Hillyer was born in Athens, Georgia, one of eight children of Judge Junius Hillyer, a United States Congressman and solicitor of the U.S. Treasury. He graduated from Mercer University in 1854, studied law, and, starting in 1857, served two years in the Georgia General Assembly. He was a delegate to the 1860 Democratic National Convention in Chicago, Illinois. He married Ellen Emily Cooley, and raised a family.

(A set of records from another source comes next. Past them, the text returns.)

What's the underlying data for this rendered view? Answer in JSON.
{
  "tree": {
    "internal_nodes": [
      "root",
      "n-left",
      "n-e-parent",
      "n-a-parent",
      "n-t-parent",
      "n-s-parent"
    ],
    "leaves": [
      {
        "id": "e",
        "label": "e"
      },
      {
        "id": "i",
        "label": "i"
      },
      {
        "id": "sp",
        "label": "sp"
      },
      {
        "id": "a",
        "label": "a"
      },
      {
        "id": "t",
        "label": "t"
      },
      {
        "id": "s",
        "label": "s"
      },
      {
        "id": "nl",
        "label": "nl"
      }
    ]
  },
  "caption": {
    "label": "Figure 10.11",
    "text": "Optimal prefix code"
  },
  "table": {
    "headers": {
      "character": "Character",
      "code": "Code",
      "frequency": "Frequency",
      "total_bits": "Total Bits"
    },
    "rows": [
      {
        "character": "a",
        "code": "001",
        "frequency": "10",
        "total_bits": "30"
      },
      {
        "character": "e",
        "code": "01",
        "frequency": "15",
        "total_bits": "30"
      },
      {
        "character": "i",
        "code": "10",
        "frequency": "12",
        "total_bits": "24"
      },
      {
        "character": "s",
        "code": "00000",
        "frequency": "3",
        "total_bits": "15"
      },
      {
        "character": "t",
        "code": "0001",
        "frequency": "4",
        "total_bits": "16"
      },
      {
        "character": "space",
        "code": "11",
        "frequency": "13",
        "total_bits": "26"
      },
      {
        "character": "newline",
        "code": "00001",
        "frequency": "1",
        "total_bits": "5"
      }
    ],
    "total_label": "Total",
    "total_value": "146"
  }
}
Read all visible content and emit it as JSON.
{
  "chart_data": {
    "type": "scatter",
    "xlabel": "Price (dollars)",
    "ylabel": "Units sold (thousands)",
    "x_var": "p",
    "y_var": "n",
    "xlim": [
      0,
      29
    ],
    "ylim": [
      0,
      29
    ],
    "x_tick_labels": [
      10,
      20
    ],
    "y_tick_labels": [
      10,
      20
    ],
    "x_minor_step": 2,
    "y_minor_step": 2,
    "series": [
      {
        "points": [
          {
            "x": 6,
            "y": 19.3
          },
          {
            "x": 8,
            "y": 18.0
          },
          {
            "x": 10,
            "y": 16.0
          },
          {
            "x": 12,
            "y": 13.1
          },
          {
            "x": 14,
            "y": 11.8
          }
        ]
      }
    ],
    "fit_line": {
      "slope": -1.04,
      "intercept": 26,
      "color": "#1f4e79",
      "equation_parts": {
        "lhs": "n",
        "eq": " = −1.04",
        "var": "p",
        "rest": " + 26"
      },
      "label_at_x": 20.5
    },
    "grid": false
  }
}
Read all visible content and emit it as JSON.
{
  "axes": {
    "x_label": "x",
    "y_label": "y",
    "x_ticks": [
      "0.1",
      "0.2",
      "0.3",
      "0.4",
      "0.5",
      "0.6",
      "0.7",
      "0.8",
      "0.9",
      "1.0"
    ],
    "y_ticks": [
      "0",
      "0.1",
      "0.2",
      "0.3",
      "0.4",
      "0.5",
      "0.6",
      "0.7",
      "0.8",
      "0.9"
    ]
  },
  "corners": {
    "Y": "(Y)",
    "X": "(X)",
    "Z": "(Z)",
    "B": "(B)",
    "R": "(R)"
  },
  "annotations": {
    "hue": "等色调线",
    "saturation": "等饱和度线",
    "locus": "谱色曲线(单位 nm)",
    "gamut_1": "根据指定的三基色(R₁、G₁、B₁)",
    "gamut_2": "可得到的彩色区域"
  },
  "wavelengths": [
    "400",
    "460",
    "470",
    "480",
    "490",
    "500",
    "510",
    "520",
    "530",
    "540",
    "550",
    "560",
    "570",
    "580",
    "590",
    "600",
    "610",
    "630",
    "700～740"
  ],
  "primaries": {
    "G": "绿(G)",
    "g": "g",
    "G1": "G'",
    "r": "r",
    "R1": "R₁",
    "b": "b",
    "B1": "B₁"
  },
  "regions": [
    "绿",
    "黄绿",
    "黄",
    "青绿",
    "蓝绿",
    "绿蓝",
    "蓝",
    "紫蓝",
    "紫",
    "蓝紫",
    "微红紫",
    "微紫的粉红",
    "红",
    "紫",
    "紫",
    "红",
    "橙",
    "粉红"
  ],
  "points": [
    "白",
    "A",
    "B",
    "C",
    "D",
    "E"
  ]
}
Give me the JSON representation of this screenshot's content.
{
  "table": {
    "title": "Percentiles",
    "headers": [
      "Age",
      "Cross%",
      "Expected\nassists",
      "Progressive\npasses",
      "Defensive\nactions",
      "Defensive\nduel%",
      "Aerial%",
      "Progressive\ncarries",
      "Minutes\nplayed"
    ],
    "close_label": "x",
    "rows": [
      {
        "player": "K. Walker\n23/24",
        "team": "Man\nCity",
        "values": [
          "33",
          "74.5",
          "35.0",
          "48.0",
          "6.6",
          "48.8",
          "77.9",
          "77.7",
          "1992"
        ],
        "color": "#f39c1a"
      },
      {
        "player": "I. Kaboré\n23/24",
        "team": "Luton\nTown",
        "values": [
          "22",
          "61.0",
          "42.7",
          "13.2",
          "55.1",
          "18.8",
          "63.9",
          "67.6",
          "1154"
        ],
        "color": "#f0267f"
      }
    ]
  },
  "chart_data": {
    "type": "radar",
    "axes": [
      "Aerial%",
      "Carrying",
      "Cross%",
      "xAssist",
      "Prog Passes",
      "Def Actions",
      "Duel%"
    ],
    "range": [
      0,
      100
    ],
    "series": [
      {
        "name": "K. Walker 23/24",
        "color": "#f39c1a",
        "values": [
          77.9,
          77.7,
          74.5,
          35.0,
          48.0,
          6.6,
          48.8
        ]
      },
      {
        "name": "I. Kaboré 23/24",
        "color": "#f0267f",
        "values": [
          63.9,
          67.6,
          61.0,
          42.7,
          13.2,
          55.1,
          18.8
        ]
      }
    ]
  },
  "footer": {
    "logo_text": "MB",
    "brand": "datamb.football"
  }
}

With the outbreak of the Civil War, he raised a Walton County company known as the "Hillyer Rifles" in the late spring of 1861. The men were mustered into the Confederate Army on June 13, with Hillyer elected as the captain of Company C of the 9th Georgia Volunteer Infantry. He and the regiment were sent by train to Virginia and assigned to the newly created brigade of George "Tige" Anderson in what became the Army of Northern Virginia. Hillyer saw extensive fighting at Fredericksburg (briefly commanding the regiment) and Gettysburg, where he fought at the famed "Wheatfield" on July 2, 1863. The 9th Georgia lost half of its 340 men in the fight, and Hillyer's company suffered considerable losses. With all the senior officers wounded or killed, Hillyer assumed command of the regiment for the rest of the Gettysburg Campaign, and wrote the official report of the 9th Georgia's service in the battle.